When I get an idea in my head about whether something is right or wrong, I do a little research first. I guess not everyone could be bothered, and this is what gives prescriptive grammarians a bad name.

"Anxious", by the by, is clearly from Latin, and is related to such English words as "anger", "anguish", and even "angst", all words for big, painful emotions, which is only right, as the Latin root, "angere", means "to cause pain". The "hang-" in "hangnail" is from this source, too: the nail isn't hanging, it's painful.

3 Comments:

Blogger Spur_des_Tensors said...

This seems to be quite an interesting issue.I agree with the first statement that language changes over time and so do word-meanings; however, it would be linguistically right to say which kind of synonyms they are cause there're no 'pure' synonyms. The historic point isn't either effective (at least when we go back a century ago or so) cause the meaning could be changed much more quickly.
However, I do rely on a language sense when it comes to the neutral lexis layer (to which belong the two words you mentioned), so that a commenter was not actually right and it seems that he just tried to import his own associations.
To be fair here, I shall also mention English is not my native language, but I'm a linguist and I do Germanic languages, esp. Old English.
Just couldn't pass by ;)

Tuesday, March 16, 2010 3:49:00 AM  
Blogger Spur_des_Tensors said...

This comment has been removed by the author.

Tuesday, March 16, 2010 3:49:00 AM  
Blogger pyramus said...

You are right that there are not many "pure" synonyms, certainly not in English: even words that are extremely close in their senses have little variations, little shades of meaning, and why not? Why would we need two words that mean precisely the same thing? We have, to use my favourite example, dozens of words that mean "thin", and no two of them are exactly alike--slim, slender, skinny, bony, willowy, reedy....

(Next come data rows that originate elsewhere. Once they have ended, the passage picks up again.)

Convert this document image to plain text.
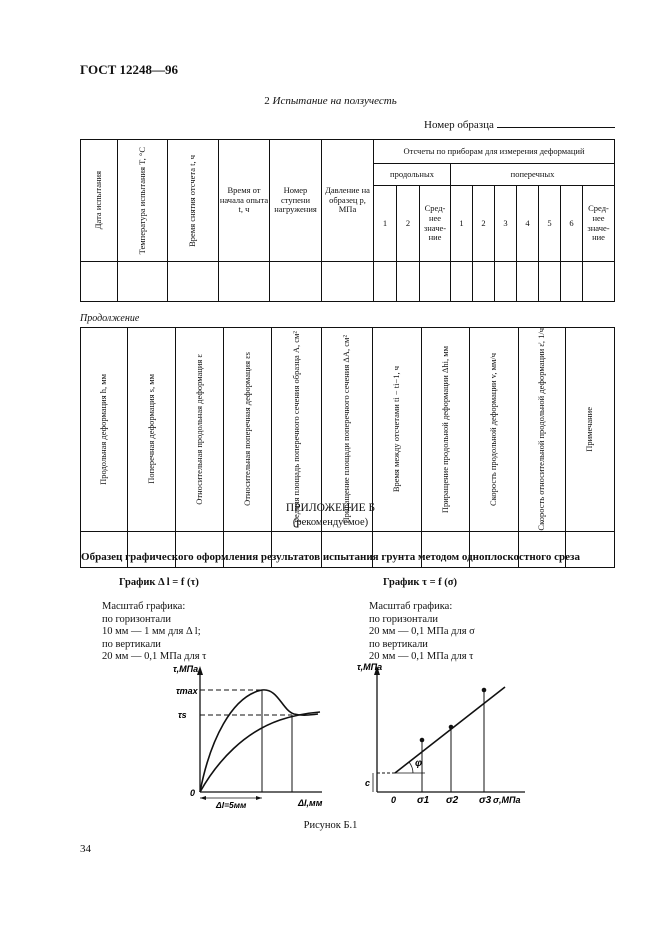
ГОСТ 12248—96
2 Испытание на ползучесть
Номер образца
Дата испытания	Температура испытания T, °C	Время снятия отсчета t, ч	Время от начала опыта t, ч	Номер ступени нагружения	Давление на образец p, МПа	Отсчеты по приборам для измерения деформаций									
						продольных			поперечных						
						1	2	Сред- нее значе- ние	1	2	3	4	5	6	Сред- нее значе- ние

Продолжение
Продольная деформация h, мм	Поперечная деформация s, мм	Относительная продольная деформация ε	Относительная поперечная деформация εs	Средняя площадь поперечного сечения образца A, см²	Приращение площади поперечного сечения ΔA, см²	Время между отсчетами ti − ti−1, ч	Приращение продольной деформации Δhi, мм	Скорость продольной деформации v, мм/ч	Скорость относительной продольной деформации ε̇, 1/ч	Примечание

ПРИЛОЖЕНИЕ Б
(рекомендуемое)
Образец графического оформления результатов испытания грунта методом одноплоскостного среза
График Δ l = f (τ)
Масштаб графика:
по горизонтали
10 мм — 1 мм для Δ l;
по вертикали
20 мм — 0,1 МПа для τ
График τ = f (σ)
Масштаб графика:
по горизонтали
20 мм — 0,1 МПа для σ
по вертикали
20 мм — 0,1 МПа для τ
τ,МПа
τmax
τs
0
Δl=5мм	Δl,мм
τ,МПа
c
φ
0 σ1 σ2 σ3 σ,МПа
Рисунок Б.1
34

Nevertheless, you can often replace one word with another and get the same basic sense, and "anxious" and "eager" happen to be one of these pairs. If I say I'm anxious to leave on my trip, it certainly doesn't mean that I'm nervous or apprehensive:it means, plain and simple, that I am looking forward to going. That I'm eager. Context is everything.

People will of course attach their own associations to various words: that's inevitable. But to flat-out say that something is wrong, when it it is thoroughly established in the language by centuries of usage, is simply thoughtless, if not worse.